Wie entsteht nun eine Kollektion? Für mich gilt es nicht, den Trends nachzulaufen, sondern eigene zu schaffen, die dann wieder den großen Richtungen auf den internationalen Laufstegen begegnen. Dafür sammele ich alles, was mir in der Vorbereitung zu einem Thema über den Weg läuft, lese Bücher, manchmal mehrere gleichzeitig, besuche Ausstellungen, überfliege die Titelseiten der Zeitungen, fahre mit dem Zug kreuz und quer durch die Lande und lasse mir Geschichten aus der Welt erzählen. Ich bin wie eine Kulturhistorikerin, meine Profession, die recherchiert und gleichzeitig ihren Gefühlen folgt.
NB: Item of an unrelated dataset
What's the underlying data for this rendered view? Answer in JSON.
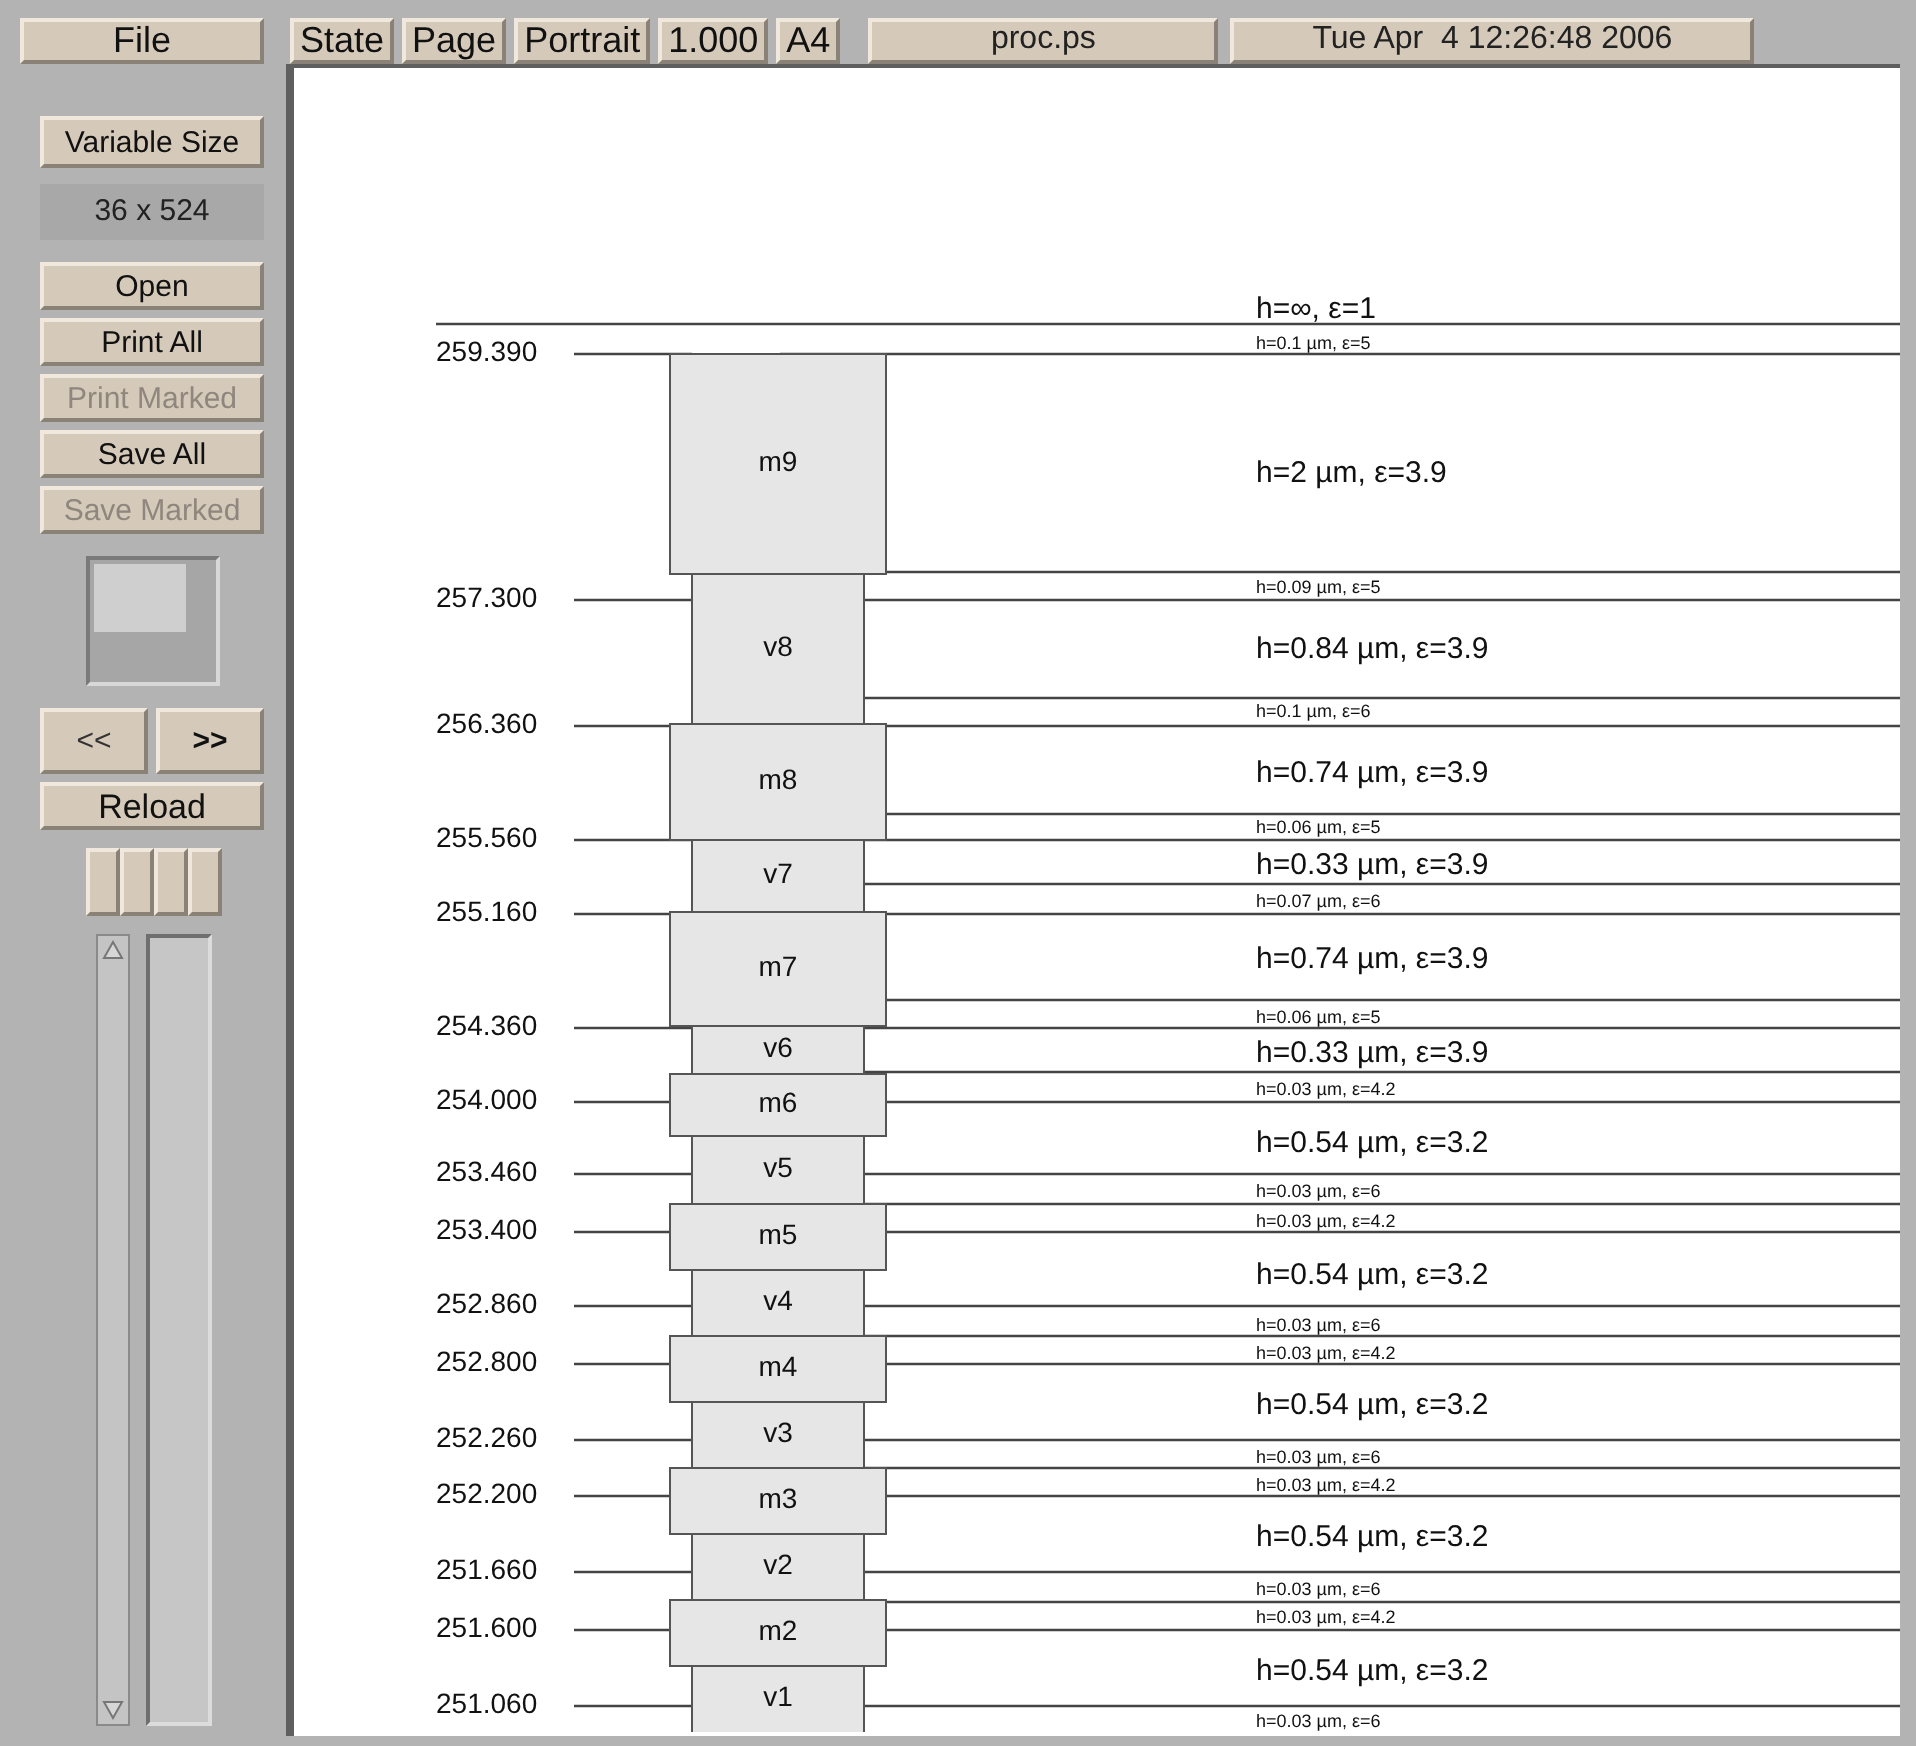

Der Besuch der Stoffmesse in Paris mit meiner Tochter Toska liefert die ersten Indizien, ob ich einen Trend am Schopfe gepackt habe oder viel zu abseitig bin. Dort werden die Farben für die nächste Saison ausgegeben, die Stoffe mit ihren Charaktereigenschaften gezeigt: Sind es leichte fließende Materialien, Karos, schwer Bouclés, Muster oder Uni.

Und dann geht es zurück an meinem Schreibtisch. Neben meinen sparsamen Skizzen stehen lange Notizen von Gedanken und Assoziationen, die sich in meinem Blog weiter ausbreiten. Erste Silhouetten und Schnitte werden angefertigt, Prototypen im Hamburger Atelier in der Milchstrasse 11 genäht. Es wird probiert, verworfen, verändert. Alles muss eine große Linie bekommen, Revers, Manschetten, Taschen, Knöpfe … sie folgen einer Storyline. Die Kollektion wird zu meiner Geschichte, die ich mit den Mitteln von Stoffen und Modellen erzähle. Mode ist für mich ein unendlich weites Feld, das so viele Ebenen miteinschließt und manchmal fühlt es sich an, als wäre es alles.